TITRE II. - RÉGIME DISCIPLINAIRE ET PÉNAL.

20. Les relégués collectifs, dans les établissements de travail publics ou privés, sont soumis aux règles de discipline suivantes :
1° Sont punis disciplinairement les faits et actes ci-après : détention de toutes sommes d'argent ou valeurs quelconques, inconvenances, insolences, insultes ou menaces envers un agent ou un fonctionnaire, mutinerie ou rébellion, larcins, paresse ou mauvaise volonté au travail, refus d'obéir ou de travailler, ivresse, rixe, coups et violences entre relégués,lacération volontaire d'effets réglementaires, actes d'immoralité, jeu d'argent et généralement toutes infractions aux règlements ;
2° Les punitions disciplinaires infligées aux relégués sont les suivantes : 1° interdiction des suppléments de nourriture à la cantine ; 2° privation d'une partie du salaire n'excédant pas le fiers du produit total du travail ; 3° prison de nuit ; 4° cellule ; 5° cachot.
Les punitions prononcées pour une même faute ne peuvent dépasser un mois pour l'interdiction de la cantine, un mois pour la réduction de salaire, un mois pour la prison de nuit, un mois pour la cellule, quinze jours pour le cachot. En cas de nouvelle infraction dans les trois mois, ces punitions peuvent être doublées.

21. L'interdiction de supplément de nourriture à la cantine est infligée par les chefs de dépôt ou d'établissement de travail.
Sans préjudice des mesures nécessaires pour le bon ordre ou la sûreté, la privation de salaire, la prison, la cellule ou le cachot sont infligés par une commission disciplinaire instituée dans chaque établissement ou dépôt de relégués.
Cette commission est présidée par le fonctionnaire chef de la province ou du pénitencier désigné par le gouverneur ou par le résident supérieur. Le président est assisté de deux employés ou agents du pénitencier désignés par la même autorité.
Un agent de la province ou du pénitencier remplit les fonctions de greffier.
Le président interroge le relégué sur les faits qui lui sont reprochés et entend les personnes qui pourraient fournir des renseignements utiles. Le relégué est admis à présenter en dernier lieu ses explications. La décision est prise à la majorité des voix. Copie de la décision disciplinaire est adressée au chef de l'administration locale du lieu de la relégation et au procureur général, chef du service judiciaire.

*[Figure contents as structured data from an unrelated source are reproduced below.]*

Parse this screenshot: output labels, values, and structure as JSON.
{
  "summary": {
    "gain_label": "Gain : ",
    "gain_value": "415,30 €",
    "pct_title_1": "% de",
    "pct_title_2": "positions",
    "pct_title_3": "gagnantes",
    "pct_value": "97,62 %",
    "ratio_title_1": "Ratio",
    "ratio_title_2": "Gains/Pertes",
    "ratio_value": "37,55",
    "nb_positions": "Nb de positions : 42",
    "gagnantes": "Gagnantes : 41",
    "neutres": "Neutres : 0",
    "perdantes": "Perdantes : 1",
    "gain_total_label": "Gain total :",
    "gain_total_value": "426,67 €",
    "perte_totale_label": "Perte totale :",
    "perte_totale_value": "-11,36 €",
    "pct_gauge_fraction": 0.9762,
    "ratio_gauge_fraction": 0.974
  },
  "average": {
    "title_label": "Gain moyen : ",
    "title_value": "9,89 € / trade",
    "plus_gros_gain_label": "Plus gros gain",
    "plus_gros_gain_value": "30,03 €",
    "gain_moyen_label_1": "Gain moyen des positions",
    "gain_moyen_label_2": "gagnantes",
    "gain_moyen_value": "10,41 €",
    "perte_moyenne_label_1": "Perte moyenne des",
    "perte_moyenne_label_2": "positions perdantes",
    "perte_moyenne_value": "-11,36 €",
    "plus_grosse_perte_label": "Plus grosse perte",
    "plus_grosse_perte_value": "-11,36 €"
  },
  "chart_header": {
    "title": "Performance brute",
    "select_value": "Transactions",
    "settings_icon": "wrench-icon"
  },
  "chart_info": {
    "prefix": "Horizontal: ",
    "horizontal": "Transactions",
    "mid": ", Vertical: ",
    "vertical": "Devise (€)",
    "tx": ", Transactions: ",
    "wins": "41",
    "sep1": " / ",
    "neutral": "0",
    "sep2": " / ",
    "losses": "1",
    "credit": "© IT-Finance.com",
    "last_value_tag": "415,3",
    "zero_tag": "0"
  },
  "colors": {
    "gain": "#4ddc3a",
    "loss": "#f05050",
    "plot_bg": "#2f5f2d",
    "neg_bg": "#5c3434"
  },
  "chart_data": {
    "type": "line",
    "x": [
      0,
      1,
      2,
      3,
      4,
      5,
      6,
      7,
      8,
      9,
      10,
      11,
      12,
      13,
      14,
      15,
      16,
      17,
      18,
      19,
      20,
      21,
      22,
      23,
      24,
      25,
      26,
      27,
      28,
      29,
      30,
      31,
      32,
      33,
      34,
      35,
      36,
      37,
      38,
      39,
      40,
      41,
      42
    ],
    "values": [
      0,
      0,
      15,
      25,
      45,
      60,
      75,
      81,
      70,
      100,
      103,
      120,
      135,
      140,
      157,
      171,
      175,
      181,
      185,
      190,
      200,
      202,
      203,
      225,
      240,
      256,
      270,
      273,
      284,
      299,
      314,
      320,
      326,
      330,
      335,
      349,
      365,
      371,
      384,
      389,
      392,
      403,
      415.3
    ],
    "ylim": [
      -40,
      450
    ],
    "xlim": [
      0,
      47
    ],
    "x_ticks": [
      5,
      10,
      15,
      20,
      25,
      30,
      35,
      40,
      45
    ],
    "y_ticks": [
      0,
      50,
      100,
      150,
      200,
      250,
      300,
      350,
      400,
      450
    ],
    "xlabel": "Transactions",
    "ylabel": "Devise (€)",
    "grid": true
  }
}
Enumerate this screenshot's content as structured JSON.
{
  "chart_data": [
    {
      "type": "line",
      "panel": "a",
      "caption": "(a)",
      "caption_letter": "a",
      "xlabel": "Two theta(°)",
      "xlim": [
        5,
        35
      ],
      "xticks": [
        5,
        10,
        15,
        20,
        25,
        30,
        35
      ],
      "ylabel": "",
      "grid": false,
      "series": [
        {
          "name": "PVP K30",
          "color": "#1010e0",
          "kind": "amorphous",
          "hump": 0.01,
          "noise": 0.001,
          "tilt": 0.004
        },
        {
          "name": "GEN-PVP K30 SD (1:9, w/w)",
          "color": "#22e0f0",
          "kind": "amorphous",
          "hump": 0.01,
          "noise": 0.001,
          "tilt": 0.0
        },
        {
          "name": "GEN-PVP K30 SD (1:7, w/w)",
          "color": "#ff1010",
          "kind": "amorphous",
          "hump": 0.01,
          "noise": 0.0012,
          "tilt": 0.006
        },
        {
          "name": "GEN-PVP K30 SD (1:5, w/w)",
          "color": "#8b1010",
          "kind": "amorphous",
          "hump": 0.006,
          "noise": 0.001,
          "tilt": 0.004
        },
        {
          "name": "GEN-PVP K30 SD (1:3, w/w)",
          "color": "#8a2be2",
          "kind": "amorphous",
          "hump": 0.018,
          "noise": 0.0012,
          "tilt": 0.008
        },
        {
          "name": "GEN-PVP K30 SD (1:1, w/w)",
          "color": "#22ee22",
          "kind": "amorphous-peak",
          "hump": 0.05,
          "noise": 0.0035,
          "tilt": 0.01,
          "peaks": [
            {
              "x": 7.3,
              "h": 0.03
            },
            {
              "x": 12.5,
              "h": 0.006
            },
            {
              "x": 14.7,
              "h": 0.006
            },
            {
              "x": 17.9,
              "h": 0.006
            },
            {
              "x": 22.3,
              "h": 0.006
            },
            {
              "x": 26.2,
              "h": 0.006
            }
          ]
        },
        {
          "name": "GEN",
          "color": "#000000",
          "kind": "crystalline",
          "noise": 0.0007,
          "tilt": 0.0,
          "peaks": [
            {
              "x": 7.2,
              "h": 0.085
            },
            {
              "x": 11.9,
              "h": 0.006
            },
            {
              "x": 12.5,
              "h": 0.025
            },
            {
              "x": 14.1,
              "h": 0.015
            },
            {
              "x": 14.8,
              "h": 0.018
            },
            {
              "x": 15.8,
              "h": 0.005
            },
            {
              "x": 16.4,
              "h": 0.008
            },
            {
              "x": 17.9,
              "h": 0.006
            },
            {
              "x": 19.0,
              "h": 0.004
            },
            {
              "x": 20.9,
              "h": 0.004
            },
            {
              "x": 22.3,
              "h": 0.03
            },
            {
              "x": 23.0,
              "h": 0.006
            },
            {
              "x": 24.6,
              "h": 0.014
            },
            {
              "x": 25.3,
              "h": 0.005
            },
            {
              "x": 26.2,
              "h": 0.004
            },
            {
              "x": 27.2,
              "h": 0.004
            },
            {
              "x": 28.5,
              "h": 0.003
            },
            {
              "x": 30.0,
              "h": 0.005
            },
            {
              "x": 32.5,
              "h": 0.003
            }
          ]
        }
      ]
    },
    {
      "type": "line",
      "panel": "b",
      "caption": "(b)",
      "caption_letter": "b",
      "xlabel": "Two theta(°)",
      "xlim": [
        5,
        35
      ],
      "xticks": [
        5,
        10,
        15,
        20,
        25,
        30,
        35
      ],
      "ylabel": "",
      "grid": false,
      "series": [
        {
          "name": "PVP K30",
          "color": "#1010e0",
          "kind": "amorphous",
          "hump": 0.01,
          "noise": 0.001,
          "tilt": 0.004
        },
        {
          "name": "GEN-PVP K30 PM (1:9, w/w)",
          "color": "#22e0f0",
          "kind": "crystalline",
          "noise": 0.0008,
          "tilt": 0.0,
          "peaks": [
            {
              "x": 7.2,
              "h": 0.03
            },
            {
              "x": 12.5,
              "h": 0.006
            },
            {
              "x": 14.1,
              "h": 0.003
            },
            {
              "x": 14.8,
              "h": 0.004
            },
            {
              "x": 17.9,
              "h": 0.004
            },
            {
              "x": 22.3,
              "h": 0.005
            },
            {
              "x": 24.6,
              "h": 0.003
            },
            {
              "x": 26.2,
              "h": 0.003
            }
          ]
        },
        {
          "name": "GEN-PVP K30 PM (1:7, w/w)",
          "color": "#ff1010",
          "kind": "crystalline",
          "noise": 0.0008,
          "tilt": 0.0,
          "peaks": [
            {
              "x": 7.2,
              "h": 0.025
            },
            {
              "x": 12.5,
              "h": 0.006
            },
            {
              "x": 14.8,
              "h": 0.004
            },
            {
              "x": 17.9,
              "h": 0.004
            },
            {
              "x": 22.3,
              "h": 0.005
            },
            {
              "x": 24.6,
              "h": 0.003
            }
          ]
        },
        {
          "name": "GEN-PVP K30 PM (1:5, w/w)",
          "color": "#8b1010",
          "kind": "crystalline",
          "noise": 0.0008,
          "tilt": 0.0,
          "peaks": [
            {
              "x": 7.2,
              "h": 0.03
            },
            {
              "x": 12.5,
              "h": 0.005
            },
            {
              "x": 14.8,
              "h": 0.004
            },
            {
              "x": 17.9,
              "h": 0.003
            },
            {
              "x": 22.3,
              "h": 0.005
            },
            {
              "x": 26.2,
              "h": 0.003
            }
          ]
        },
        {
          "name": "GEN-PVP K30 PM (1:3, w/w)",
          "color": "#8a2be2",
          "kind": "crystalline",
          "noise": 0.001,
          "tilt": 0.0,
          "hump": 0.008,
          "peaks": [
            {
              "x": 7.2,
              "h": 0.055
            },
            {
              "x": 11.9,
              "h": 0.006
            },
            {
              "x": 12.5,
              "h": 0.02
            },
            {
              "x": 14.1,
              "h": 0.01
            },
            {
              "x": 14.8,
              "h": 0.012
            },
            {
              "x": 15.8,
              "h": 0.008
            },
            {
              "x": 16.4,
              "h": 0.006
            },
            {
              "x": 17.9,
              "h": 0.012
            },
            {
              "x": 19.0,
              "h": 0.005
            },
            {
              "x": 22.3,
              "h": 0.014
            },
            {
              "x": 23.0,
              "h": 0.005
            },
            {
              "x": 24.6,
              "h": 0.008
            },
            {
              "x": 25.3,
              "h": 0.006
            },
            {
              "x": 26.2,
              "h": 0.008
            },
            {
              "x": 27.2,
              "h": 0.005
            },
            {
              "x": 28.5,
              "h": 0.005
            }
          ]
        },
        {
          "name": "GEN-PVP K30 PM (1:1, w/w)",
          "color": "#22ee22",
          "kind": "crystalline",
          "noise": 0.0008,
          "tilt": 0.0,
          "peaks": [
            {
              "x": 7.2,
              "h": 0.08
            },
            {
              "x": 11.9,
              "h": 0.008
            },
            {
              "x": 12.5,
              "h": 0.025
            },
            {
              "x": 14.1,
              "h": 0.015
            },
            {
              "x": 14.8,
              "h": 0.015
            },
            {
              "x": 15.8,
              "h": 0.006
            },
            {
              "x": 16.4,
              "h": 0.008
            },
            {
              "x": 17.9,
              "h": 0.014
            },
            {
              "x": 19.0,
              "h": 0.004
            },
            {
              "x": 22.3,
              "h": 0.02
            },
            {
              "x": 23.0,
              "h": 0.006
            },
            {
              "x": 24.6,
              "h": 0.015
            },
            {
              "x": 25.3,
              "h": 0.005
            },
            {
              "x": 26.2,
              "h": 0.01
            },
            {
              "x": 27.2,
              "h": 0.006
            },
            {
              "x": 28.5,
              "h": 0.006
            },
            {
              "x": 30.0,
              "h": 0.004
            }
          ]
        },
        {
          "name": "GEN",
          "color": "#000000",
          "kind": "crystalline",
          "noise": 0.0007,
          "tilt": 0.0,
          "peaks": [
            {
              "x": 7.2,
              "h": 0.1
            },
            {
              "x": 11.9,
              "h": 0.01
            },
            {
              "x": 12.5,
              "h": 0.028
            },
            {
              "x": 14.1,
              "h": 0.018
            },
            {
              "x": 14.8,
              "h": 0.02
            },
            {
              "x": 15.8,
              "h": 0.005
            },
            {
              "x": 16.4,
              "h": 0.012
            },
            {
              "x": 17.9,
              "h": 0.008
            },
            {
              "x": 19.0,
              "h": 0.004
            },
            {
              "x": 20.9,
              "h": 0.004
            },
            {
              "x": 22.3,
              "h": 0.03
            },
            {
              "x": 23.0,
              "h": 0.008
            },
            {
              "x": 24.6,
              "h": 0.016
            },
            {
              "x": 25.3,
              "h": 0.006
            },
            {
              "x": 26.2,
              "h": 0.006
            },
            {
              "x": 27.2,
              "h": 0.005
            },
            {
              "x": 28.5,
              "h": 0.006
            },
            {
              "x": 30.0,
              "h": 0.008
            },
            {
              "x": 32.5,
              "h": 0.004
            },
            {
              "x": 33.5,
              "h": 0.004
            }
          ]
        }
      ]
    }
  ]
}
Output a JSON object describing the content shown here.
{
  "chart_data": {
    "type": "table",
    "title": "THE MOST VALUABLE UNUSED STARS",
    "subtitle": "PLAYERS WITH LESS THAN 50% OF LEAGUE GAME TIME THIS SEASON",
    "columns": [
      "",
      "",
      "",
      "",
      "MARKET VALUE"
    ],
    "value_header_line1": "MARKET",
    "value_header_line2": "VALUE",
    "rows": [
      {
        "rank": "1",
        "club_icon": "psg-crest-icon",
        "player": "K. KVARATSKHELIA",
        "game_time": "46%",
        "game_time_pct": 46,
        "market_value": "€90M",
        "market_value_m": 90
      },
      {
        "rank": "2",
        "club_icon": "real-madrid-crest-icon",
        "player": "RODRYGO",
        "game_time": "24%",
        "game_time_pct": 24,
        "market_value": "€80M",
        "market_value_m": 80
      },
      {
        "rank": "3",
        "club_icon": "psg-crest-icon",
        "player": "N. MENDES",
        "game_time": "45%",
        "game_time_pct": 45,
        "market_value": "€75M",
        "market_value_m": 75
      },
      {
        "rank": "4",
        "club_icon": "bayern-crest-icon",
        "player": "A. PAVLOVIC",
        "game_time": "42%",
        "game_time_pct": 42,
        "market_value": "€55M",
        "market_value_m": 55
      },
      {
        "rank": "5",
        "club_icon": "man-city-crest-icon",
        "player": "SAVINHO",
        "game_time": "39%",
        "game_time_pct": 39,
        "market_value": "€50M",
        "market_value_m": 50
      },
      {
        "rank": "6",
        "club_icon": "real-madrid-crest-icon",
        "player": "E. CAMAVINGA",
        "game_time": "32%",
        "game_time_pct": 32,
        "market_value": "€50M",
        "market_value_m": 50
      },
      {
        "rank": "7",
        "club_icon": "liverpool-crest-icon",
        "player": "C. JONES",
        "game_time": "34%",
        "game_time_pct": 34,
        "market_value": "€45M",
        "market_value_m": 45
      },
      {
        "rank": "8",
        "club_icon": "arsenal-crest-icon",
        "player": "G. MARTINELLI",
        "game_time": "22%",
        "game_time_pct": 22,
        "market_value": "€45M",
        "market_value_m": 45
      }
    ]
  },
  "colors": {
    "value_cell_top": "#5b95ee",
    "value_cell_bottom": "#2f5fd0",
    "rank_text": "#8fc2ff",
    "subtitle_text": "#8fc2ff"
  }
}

22. Les lieux dans lesquels les relégués collectifs subissent la relégation sont les dépôts où ils sont
détenus au cours de leur transfèrement, les établissements de travail publics ou privés dans lesquels ils sont placés, les concessions qu'ils ont obtenues et sur lesquelles ils ont été autorisés à résider, et les domaines auxquels ils ont été autorisés à s'engager. Tout relégué qui s'est éloigné sans autorisation du lieu où il a été placé est réputé en état d'évasion douze heures après la constatation de sa disparition.

23. En Indo-Chine, quiconque fabriquera un faux livret, un faux certificat, un faux sauf-conduit, une
fausse autorisation ou toute autre fausse pièce d'identité de relégués ou falsifiera des livrets, certificats, sauf-conduits ou pièces d'identité originairement véritables, ou fera usage desdits livrets, certificats, sauf-conduits et pièces d'identité fabriqués ou falsifiés, sera puni d'un emprisonnement de six mois au moins et de trois ans au plus.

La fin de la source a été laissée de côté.